Sunday, April 20, 2014

Tax treatment of early-employee options

There is a great post from Sam Altman on Employee Equity.  I think it reflects many things that I've agreed with for quite some time.  The paragraph that I think is particularly salient is as follows:

With regard to tax treatment of options:

I think there are a lot of ways to fix this.  The easiest would be if the IRS would agree to not tax illiquid private stock until it gets sold, and then tax the gain from the basis as long-term capital gains and the original value as ordinary income.

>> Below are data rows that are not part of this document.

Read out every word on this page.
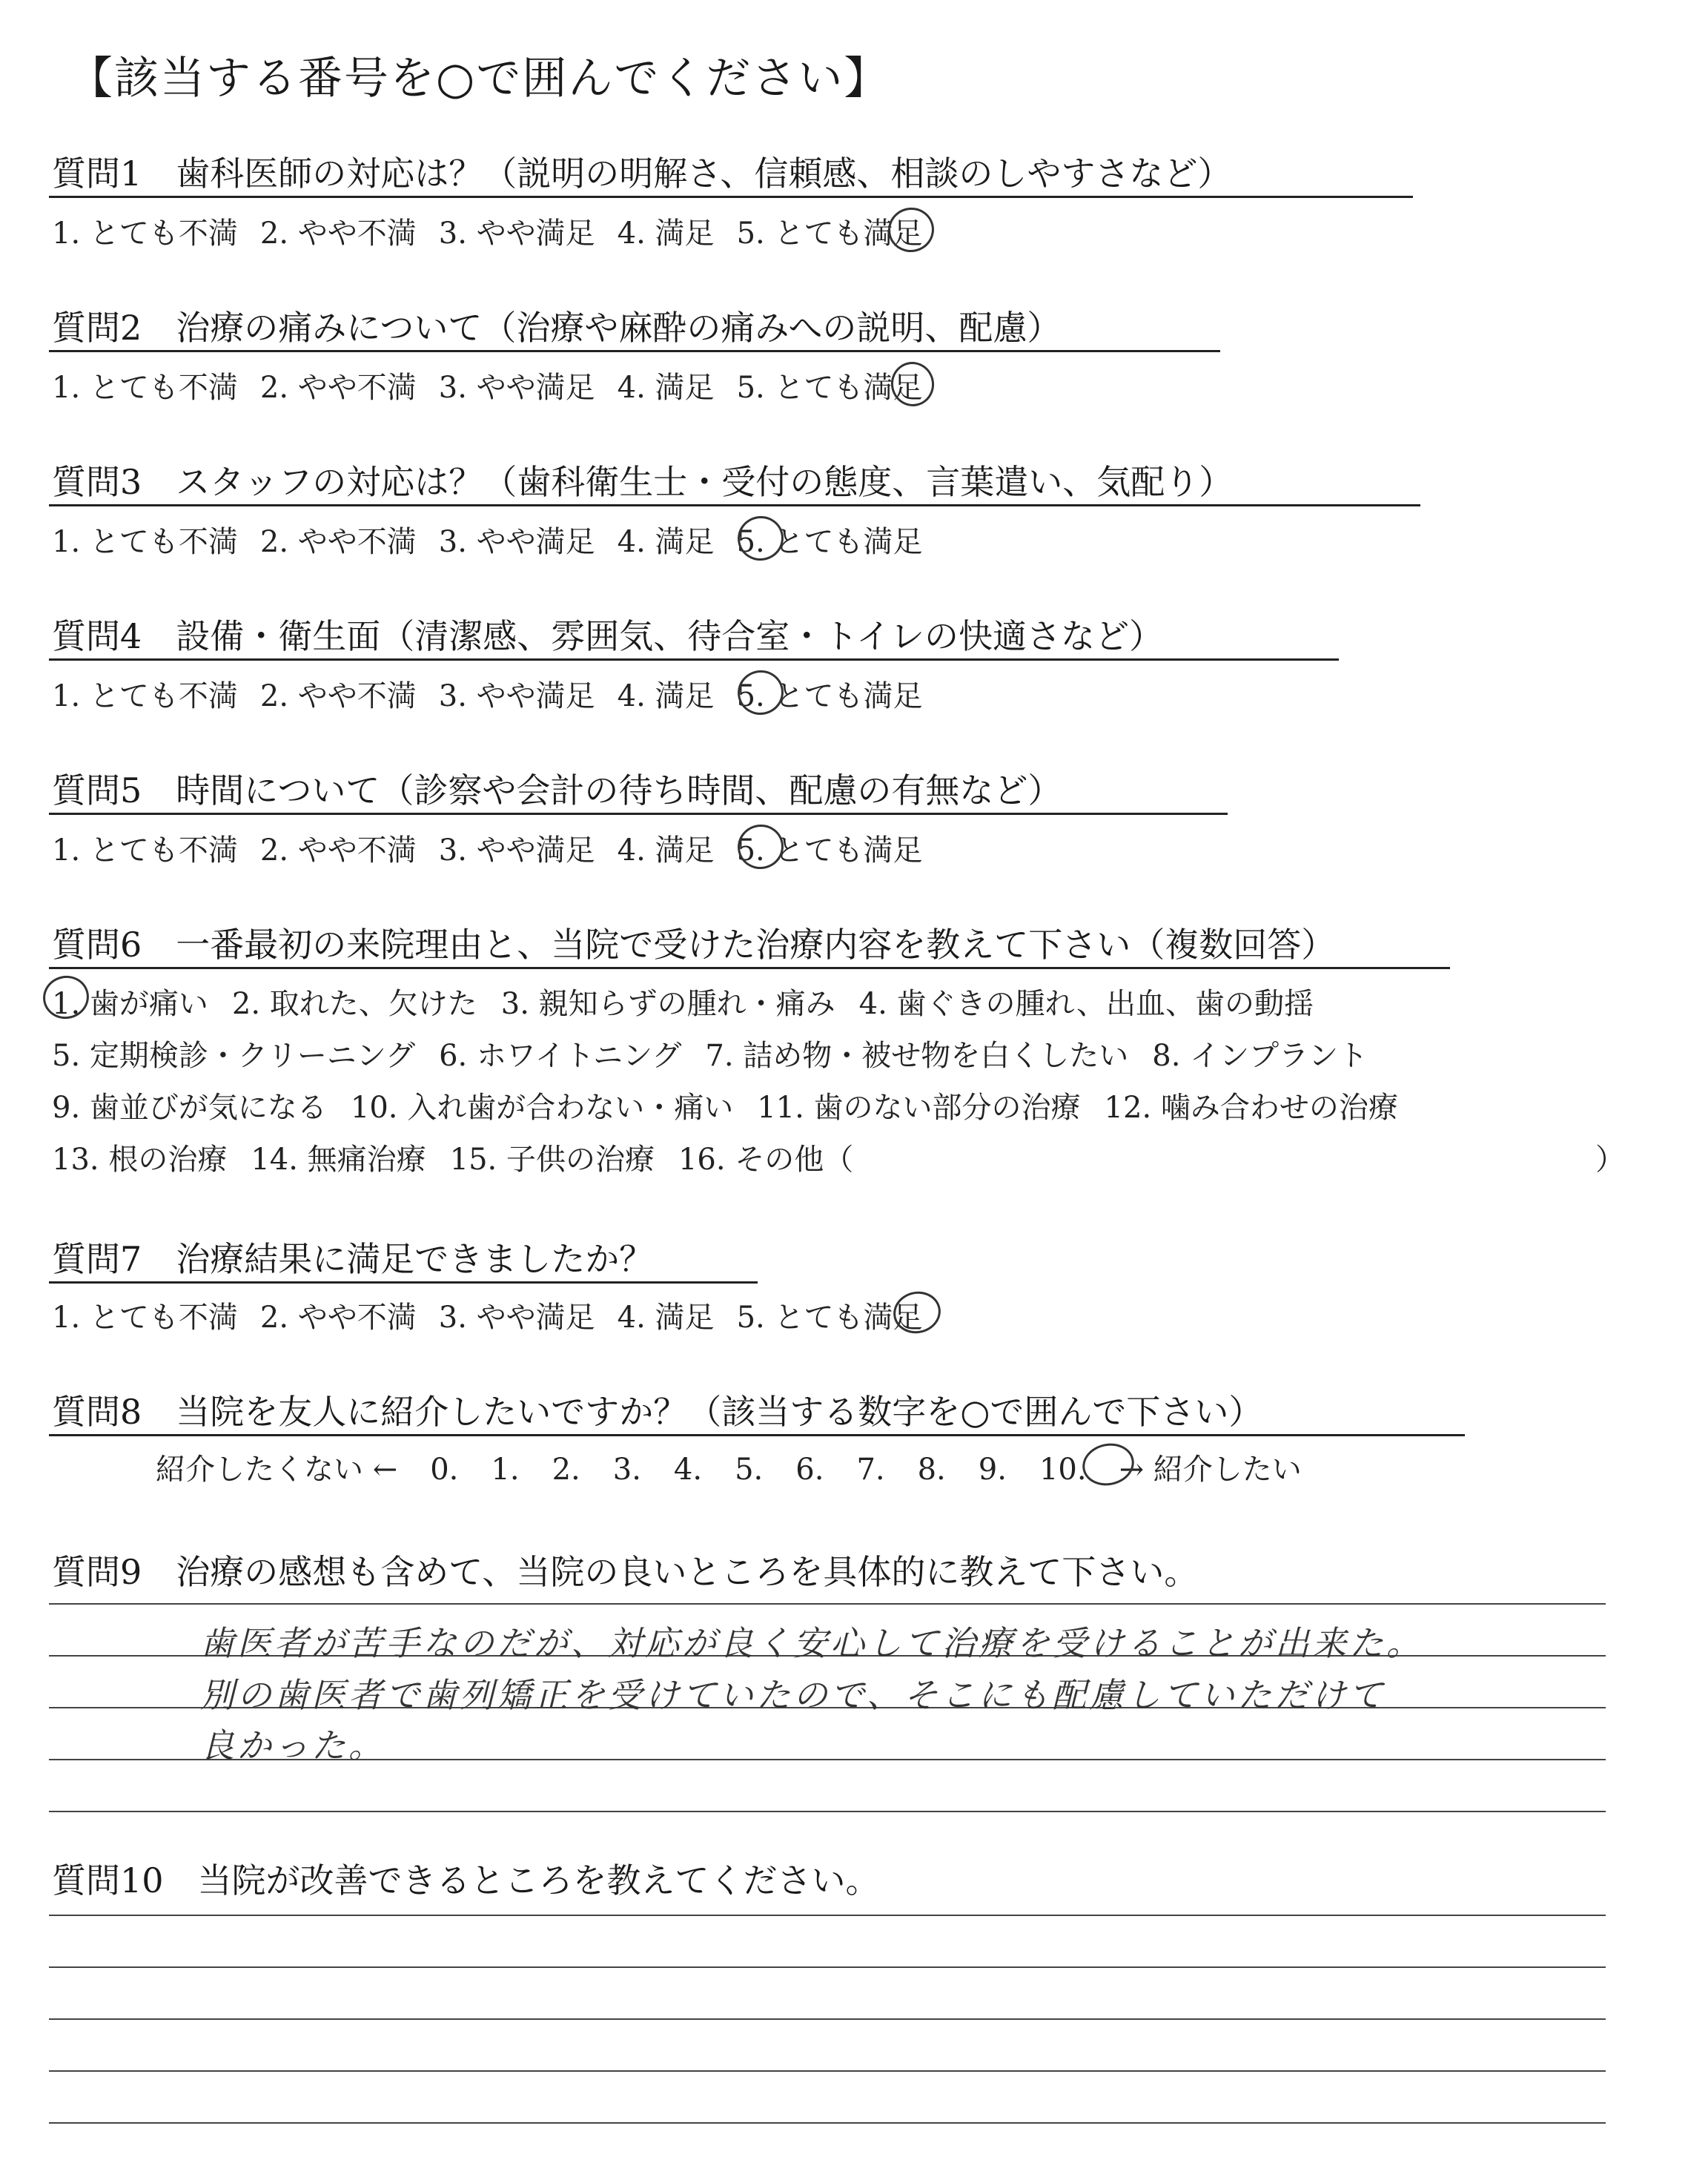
【該当する番号を○で囲んでください】
質問1　歯科医師の対応は？（説明の明解さ、信頼感、相談のしやすさなど）
1. とても不満 2. やや不満 3. やや満足 4. 満足 5. とても満足
質問2　治療の痛みについて（治療や麻酔の痛みへの説明、配慮）
1. とても不満 2. やや不満 3. やや満足 4. 満足 5. とても満足
質問3　スタッフの対応は？（歯科衛生士・受付の態度、言葉遣い、気配り）
1. とても不満 2. やや不満 3. やや満足 4. 満足 5. とても満足
質問4　設備・衛生面（清潔感、雰囲気、待合室・トイレの快適さなど）
1. とても不満 2. やや不満 3. やや満足 4. 満足 5. とても満足
質問5　時間について（診察や会計の待ち時間、配慮の有無など）
1. とても不満 2. やや不満 3. やや満足 4. 満足 5. とても満足
質問6　一番最初の来院理由と、当院で受けた治療内容を教えて下さい（複数回答）
1. 歯が痛い 2. 取れた、欠けた 3. 親知らずの腫れ・痛み 4. 歯ぐきの腫れ、出血、歯の動揺
5. 定期検診・クリーニング 6. ホワイトニング 7. 詰め物・被せ物を白くしたい 8. インプラント
9. 歯並びが気になる 10. 入れ歯が合わない・痛い 11. 歯のない部分の治療 12. 噛み合わせの治療
13. 根の治療 14. 無痛治療 15. 子供の治療 16. その他（	）
質問7　治療結果に満足できましたか？
1. とても不満 2. やや不満 3. やや満足 4. 満足 5. とても満足
質問8　当院を友人に紹介したいですか？（該当する数字を○で囲んで下さい）
紹介したくない ← 0. 1. 2. 3. 4. 5. 6. 7. 8. 9. 10. → 紹介したい
質問9　治療の感想も含めて、当院の良いところを具体的に教えて下さい。
歯医者が苦手なのだが、対応が良く安心して治療を受けることが出来た。
別の歯医者で歯列矯正を受けていたので、そこにも配慮していただけて
良かった。
質問10　当院が改善できるところを教えてください。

Another might be to create a new class of employee stock.  Today, in an early-stage company, common shares are usually worth much less than preferred shares.  It might be possible to create a class of shares with less rights than common and thus worth even less.  The idea would be to convert these shares into common on an acquisition or IPO, but before that, they would be non-transferable and have no value.  If it were possible to create a class of stock that the IRS agreed had next to zero value, it might be possible to grant employees this sort of stock, have them owe a tiny bit of tax on it now, and then have normal long-term capital gains treatment years later when the startup goes public.

What about it IRS?  I think that it is high-time to fix the tax treatment for early employees of companies.  Right now, there is a huge divide between those employees wealthy enough to hang on to their options, and those that cannot.  This needs to be changed.